MergeTree series also includes multiple variant engines like ReplacingMergeTree (automatic deduplication), SummingMergeTree (automatic aggregation), providing specialized optimization for different scenarios.

Storage Structure

Create Table

CREATE TABLE mt_table(date Date, id UInt8, name String)
ENGINE = MergeTree PARTITION BY toYYYYMM(date) ORDER BY id;

CREATE TABLE mt_table3 (
  `date` Date,
  `id` UInt8,
  `name` String
) ENGINE = MergeTree PARTITION BY toYYYYMM(date) ORDER BY id;

Insert Data

INSERT INTO mt_table VALUES ('2024-07-31', 1, 'wzk');
INSERT INTO mt_table VALUES ('2024-07-30', 2, 'icu');
INSERT INTO mt_table VALUES ('2024-07-29', 3, 'wzkicu');

View Directory

cd /var/lib/clickhouse/data/default/mt_table
ls

Storage Structure

.
├── 202407_1_1_0
│   ├── checksums.txt
│   ├── columns.txt
│   ├── count.txt
│   ├── data.bin
│   ├── data.mrk3
│   ├── default_compression_codec.txt
│   ├── minmax_date.idx
│   ├── partition.dat
│   └── primary.idx
├── 202407_2_2_0
│   ├── checksums.txt
│   ├── columns.txt
│   ├── count.txt
│   ├── data.bin
│   ├── data.mrk3
│   ├── default_compression_codec.txt
│   ├── minmax_date.idx
│   ├── partition.dat
│   └── primary.idx
├── 202407_3_3_0
│   ├── checksums.txt
│   ├── columns.txt
│   ├── count.txt
│   ├── data.bin
│   ├── data.mrk3
│   ├── default_compression_codec.txt
│   ├── minmax_date.idx
│   ├── partition.dat
│   └── primary.idx
├── detached
└── format_version.txt

File Description

checksums.txt: Binary checksum file, stores size and hash of other files for quick integrity verification
columns.txt: Plain text column information
data.bin: Compressed (default LZ4) data file, stores original data, named by column name bin
data.mrk2: Uses adaptive index interval size
primary.idx: Binary primary index file, sparse index declared via order by or primary key in table creation

Data Partitioning

Data is organized in the form of partition directories, each partition stored independently. This form can effectively skip useless data files when querying.

Partition Rules

Partition key values generate partition ID, partition determined according to ID, partition ID generation currently has four rules based on different partition key data types:

No partition key specified
Using integer
Using date type toYYYYMM(date)
Using other types

When writing data, it falls into corresponding partition according to partition ID.

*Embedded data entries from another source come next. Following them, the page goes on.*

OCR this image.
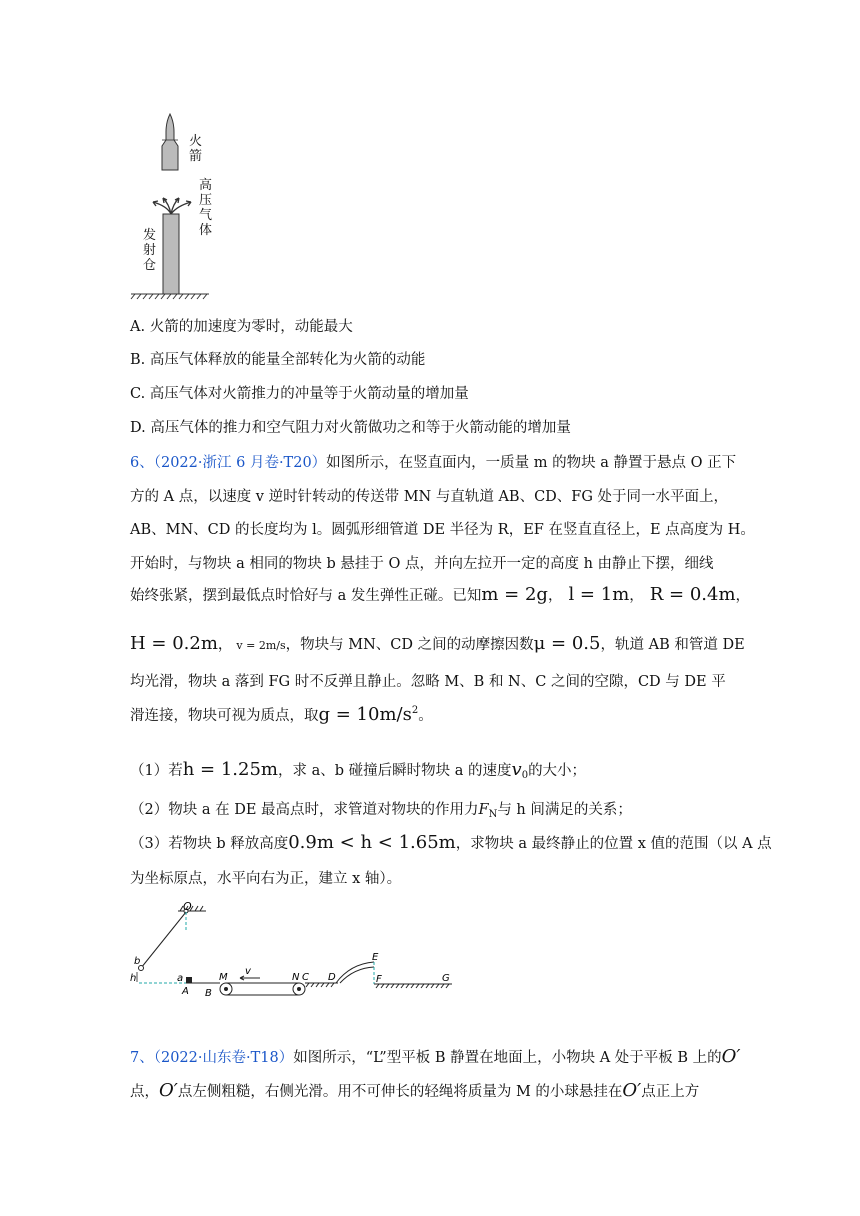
火箭
高压气体
发射仓
A. 火箭的加速度为零时，动能最大
B. 高压气体释放的能量全部转化为火箭的动能
C. 高压气体对火箭推力的冲量等于火箭动量的增加量
D. 高压气体的推力和空气阻力对火箭做功之和等于火箭动能的增加量
6、（2022·浙江 6 月卷·T20）如图所示，在竖直面内，一质量 m 的物块 a 静置于悬点 O 正下
方的 A 点，以速度 v 逆时针转动的传送带 MN 与直轨道 AB、CD、FG 处于同一水平面上，
AB、MN、CD 的长度均为 l。圆弧形细管道 DE 半径为 R，EF 在竖直直径上，E 点高度为 H。
开始时，与物块 a 相同的物块 b 悬挂于 O 点，并向左拉开一定的高度 h 由静止下摆，细线
始终张紧，摆到最低点时恰好与 a 发生弹性正碰。已知m = 2g， l = 1m， R = 0.4m，
H = 0.2m， v = 2m/s，物块与 MN、CD 之间的动摩擦因数μ = 0.5，轨道 AB 和管道 DE
均光滑，物块 a 落到 FG 时不反弹且静止。忽略 M、B 和 N、C 之间的空隙，CD 与 DE 平
滑连接，物块可视为质点，取$g = 10m/s^2$。
（1）若h = 1.25m，求 a、b 碰撞后瞬时物块 a 的速度$v_0$的大小；
（2）物块 a 在 DE 最高点时，求管道对物块的作用力$F_N$与 h 间满足的关系；
（3）若物块 b 释放高度0.9m < h < 1.65m，求物块 a 最终静止的位置 x 值的范围（以 A 点
为坐标原点，水平向右为正，建立 x 轴）。
O
b
h	a
A B
M
v
N C D
E
F	G
7、（2022·山东卷·T18）如图所示，“L”型平板 B 静置在地面上，小物块 A 处于平板 B 上的O′
点，O′点左侧粗糙，右侧光滑。用不可伸长的轻绳将质量为 M 的小球悬挂在O′点正上方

Partition Directory Generation

BlockNum: A global integer starting from 1, increments when new partition directory created
MinBlockNum: Minimum data block number
MaxBlockNum: Maximum data block number
For a new partition, MinBlockNum and MaxBlockNum values are the same

Partition Directory Merge

MergeTree partition directories are created during data write process, different batch writes belonging to same partition also generate different directories, then merged at some point (10-15 minutes after write), old partition directories deleted after default 8 minutes.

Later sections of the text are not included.